Dopo un’interruzione, dovuta alle temperature non ottimali per i materiali impiegati in questa fase dei lavori, sono riprese le attività di cantiere.
Per poter dare il via alle operazioni di rilievo era prima necessario trattare l’area antistante il tempio etrusco — nella quale erano stati temporaneamente stoccati i reperti ora ricollocati nella Casa del Tempio — e due tombe della Necropoli Longobarda.
Impiegando un drone certificato di peso inferiore ai 300 grammi e guidato da un pilota qualificato ENAC, è stata quindi realizzata una battuta fotografica dell’area.
In esclusiva, grazie ai rilevatori della Cooperativa Archeologica Poleis, siamo in grado di mostrarvi una ripresa dell’Area Sacra vista dal drone.
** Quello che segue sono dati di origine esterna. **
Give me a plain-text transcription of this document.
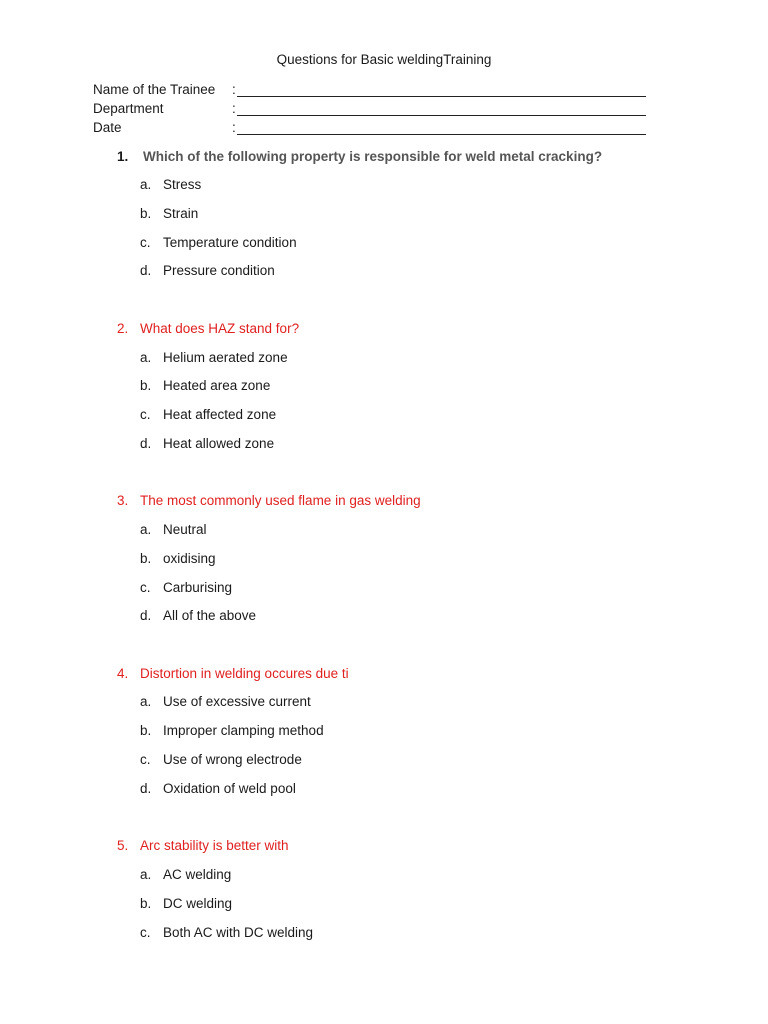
Questions for Basic weldingTraining
Name of the Trainee	:
Department	:
Date	:
1. Which of the following property is responsible for weld metal cracking?
a. Stress
b. Strain
c. Temperature condition
d. Pressure condition
2. What does HAZ stand for?
a. Helium aerated zone
b. Heated area zone
c. Heat affected zone
d. Heat allowed zone
3. The most commonly used flame in gas welding
a. Neutral
b. oxidising
c. Carburising
d. All of the above
4. Distortion in welding occures due ti
a. Use of excessive current
b. Improper clamping method
c. Use of wrong electrode
d. Oxidation of weld pool
5. Arc stability is better with
a. AC welding
b. DC welding
c. Both AC with DC welding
I dati acquisiti sono in fase di elaborazione tramite software professionale di fotogrammetria digitale.
Nel frattempo sono stati portati avanti i lavori di restauro dei podi, giunti ormai alle fasi conclusive: sono state rifinite le operazioni di pulitura delle superfici, è stato applicato il consolidante e sono state pulite le strutture murarie adiacenti.
Abbiamo ancora un’attività da raccontare prima di rimandarvi al prossimo e, presumibilmente, ultimo aggiornamento di questi lavori che si avviamo a conclusione. Si tratta dello spostamento delle are, una risalente alla fase etrusca e l’altra di epoca romana, che stazionavano, ricoperte di vegetazione, di fronte alla scalinata del tempio romano.
La movimentazione si è resa necessaria per mettere in sicurezza i due manufatti e verificarne lo stato di conservazione per poter progettare un prossimo auspicabile intervento di restauro.
Le are sono state posizionate su di un basamento in mattoni e i vari elementi sono distanziati tra di loro per mezzo di assi di legno che garantiscono uno spazio adeguato per poterle movimentare senza danno.